Auch textlich outen sich die Born Ruffians als durch und durch smarte Typen. Referenzen auf den amerikanischen Schriftsteller Kurt Vonnegut gibt es ebenso wie Texte über das alltägliche Scheitern und die Vergänglichkeit. Dass das Trio aber durchaus Witz besitzt, beweist allein schon ihr Video zu "I Need A Life", ein wüstes Küchendrama.
Erfrischend an den Born Ruffians ist, dass sie komplett ohne New York- respektive Brooklyn-Bezug auskommen. Sie haben es sogar geschafft, nicht einmal Teil des Toronto-Hypes zu sein. Sie sind nämlich keine Buddies, sondern schlicht die jüngere Generation NACH Broken Social Scene und Konsorten.
Die Exoten im Laden
Wenn überhaupt, dann profitieren die Born Ruffians von ihrem Exotenstatus, den sie als (eine der wenigen) Gitarrenbands auf dem englischen Kultlabel Warp einnehmen. Sie geben offen zu, das Label vor ihrem Signing nicht gut gekannt zu haben. Ihr Interesse für elektronische Musik hielt sich ebenfalls in Grenzen. Das hat sich schon ein wenig geändert: Auf der Compilation "Warp20 (Recreated)" 'coverten' sie sogar zwei Aphex Twin-Stücke.
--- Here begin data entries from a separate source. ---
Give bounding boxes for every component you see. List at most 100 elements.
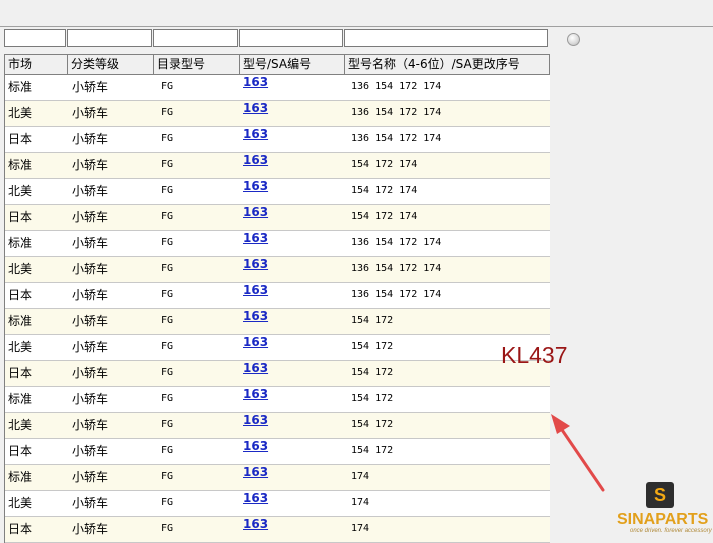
model-link[interactable]: 163 (243, 127, 268, 141)
cell-model-name: 154 172 174 (351, 211, 418, 222)
cell-market: 标准 (8, 470, 33, 484)
table-row[interactable]: 北美 小轿车 FG 163 154 172 174 (5, 179, 550, 205)
cell-catalog-model: FG (161, 471, 174, 482)
table-row[interactable]: 日本 小轿车 FG 163 154 172 (5, 361, 550, 387)
cell-catalog-model: FG (161, 393, 174, 404)
model-link[interactable]: 163 (243, 205, 268, 219)
model-link[interactable]: 163 (243, 335, 268, 349)
filter-catalog-model[interactable] (153, 29, 238, 47)
cell-model-sa: 163 (240, 153, 345, 177)
table-row[interactable]: 标准 小轿车 FG 163 154 172 (5, 309, 550, 335)
model-link[interactable]: 163 (243, 439, 268, 453)
cell-model-sa: 163 (240, 101, 345, 125)
table-row[interactable]: 日本 小轿车 FG 163 154 172 174 (5, 205, 550, 231)
cell-model-sa: 163 (240, 465, 345, 489)
table-row[interactable]: 北美 小轿车 FG 163 154 172 (5, 413, 550, 439)
cell-market: 标准 (8, 158, 33, 172)
table-row[interactable]: 标准 小轿车 FG 163 136 154 172 174 (5, 231, 550, 257)
model-link[interactable]: 163 (243, 465, 268, 479)
cell-model-name: 136 154 172 174 (351, 237, 442, 248)
cell-class: 小轿车 (72, 236, 109, 250)
model-link[interactable]: 163 (243, 361, 268, 375)
logo-letter: S (653, 485, 666, 505)
table-row[interactable]: 北美 小轿车 FG 163 136 154 172 174 (5, 101, 550, 127)
table-row[interactable]: 日本 小轿车 FG 163 154 172 (5, 439, 550, 465)
filter-bar (0, 27, 713, 53)
model-link[interactable]: 163 (243, 179, 268, 193)
cell-catalog-model: FG (161, 107, 174, 118)
cell-class: 小轿车 (72, 418, 109, 432)
cell-market: 标准 (8, 236, 33, 250)
filter-class[interactable] (67, 29, 152, 47)
cell-class: 小轿车 (72, 392, 109, 406)
cell-model-sa: 163 (240, 309, 345, 333)
table-body: 标准 小轿车 FG 163 136 154 172 174 北美 小轿车 FG 163 136 1… (5, 75, 550, 543)
model-link[interactable]: 163 (243, 387, 268, 401)
col-catalog-model[interactable]: 目录型号 (154, 55, 240, 74)
cell-market: 日本 (8, 132, 33, 146)
arrow-icon (551, 414, 605, 492)
col-model-sa[interactable]: 型号/SA编号 (240, 55, 345, 74)
cell-class: 小轿车 (72, 210, 109, 224)
col-model-name[interactable]: 型号名称（4-6位）/SA更改序号 (345, 55, 550, 74)
cell-market: 日本 (8, 210, 33, 224)
table-row[interactable]: 标准 小轿车 FG 163 154 172 174 (5, 153, 550, 179)
cell-market: 北美 (8, 418, 33, 432)
table-row[interactable]: 标准 小轿车 FG 163 174 (5, 465, 550, 491)
model-link[interactable]: 163 (243, 231, 268, 245)
cell-model-sa: 163 (240, 257, 345, 281)
cell-catalog-model: FG (161, 81, 174, 92)
table-row[interactable]: 日本 小轿车 FG 163 136 154 172 174 (5, 283, 550, 309)
cell-model-name: 154 172 (351, 315, 394, 326)
cell-model-sa: 163 (240, 517, 345, 541)
model-link[interactable]: 163 (243, 257, 268, 271)
table-row[interactable]: 标准 小轿车 FG 163 136 154 172 174 (5, 75, 550, 101)
cell-catalog-model: FG (161, 445, 174, 456)
cell-model-sa: 163 (240, 361, 345, 385)
col-market[interactable]: 市场 (5, 55, 68, 74)
logo-text: SINAPARTS (617, 511, 709, 528)
table-row[interactable]: 北美 小轿车 FG 163 136 154 172 174 (5, 257, 550, 283)
logo-tagline: once driven. forever accessory (630, 528, 712, 534)
cell-class: 小轿车 (72, 522, 109, 536)
model-link[interactable]: 163 (243, 153, 268, 167)
model-link[interactable]: 163 (243, 491, 268, 505)
model-link[interactable]: 163 (243, 75, 268, 89)
filter-model-name[interactable] (344, 29, 548, 47)
model-link[interactable]: 163 (243, 283, 268, 297)
table-row[interactable]: 北美 小轿车 FG 163 154 172 (5, 335, 550, 361)
table-row[interactable]: 日本 小轿车 FG 163 136 154 172 174 (5, 127, 550, 153)
cell-model-sa: 163 (240, 127, 345, 151)
cell-model-name: 154 172 174 (351, 185, 418, 196)
cell-market: 北美 (8, 106, 33, 120)
cell-catalog-model: FG (161, 367, 174, 378)
watermark-label: KL437 (501, 342, 568, 368)
cell-model-name: 136 154 172 174 (351, 107, 442, 118)
cell-class: 小轿车 (72, 470, 109, 484)
cell-catalog-model: FG (161, 523, 174, 534)
cell-model-name: 154 172 174 (351, 159, 418, 170)
col-class[interactable]: 分类等级 (68, 55, 154, 74)
cell-market: 北美 (8, 184, 33, 198)
cell-class: 小轿车 (72, 132, 109, 146)
table-row[interactable]: 标准 小轿车 FG 163 154 172 (5, 387, 550, 413)
cell-model-name: 136 154 172 174 (351, 289, 442, 300)
model-link[interactable]: 163 (243, 517, 268, 531)
cell-model-name: 154 172 (351, 445, 394, 456)
radio-option[interactable] (567, 33, 580, 46)
cell-market: 标准 (8, 314, 33, 328)
cell-model-name: 136 154 172 174 (351, 81, 442, 92)
cell-class: 小轿车 (72, 262, 109, 276)
model-link[interactable]: 163 (243, 101, 268, 115)
cell-model-sa: 163 (240, 439, 345, 463)
model-link[interactable]: 163 (243, 309, 268, 323)
cell-class: 小轿车 (72, 106, 109, 120)
cell-market: 日本 (8, 366, 33, 380)
filter-market[interactable] (4, 29, 66, 47)
table-row[interactable]: 日本 小轿车 FG 163 174 (5, 517, 550, 543)
table-row[interactable]: 北美 小轿车 FG 163 174 (5, 491, 550, 517)
cell-model-sa: 163 (240, 491, 345, 515)
filter-model-sa[interactable] (239, 29, 343, 47)
model-link[interactable]: 163 (243, 413, 268, 427)
cell-market: 日本 (8, 522, 33, 536)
Die Born Ruffians suchen nie den direkten Weg zum fertigen Hit, sie lieben es, an jeder nur möglichen Kreuzung erstmal abzubiegen. Wobei sie nie das Ziel aus den Augen verlieren oder planlos umherirren. Sie wollen den perfekten Popsong (er)finden, nur ist ihr GPS ein wenig komplexer programmiert.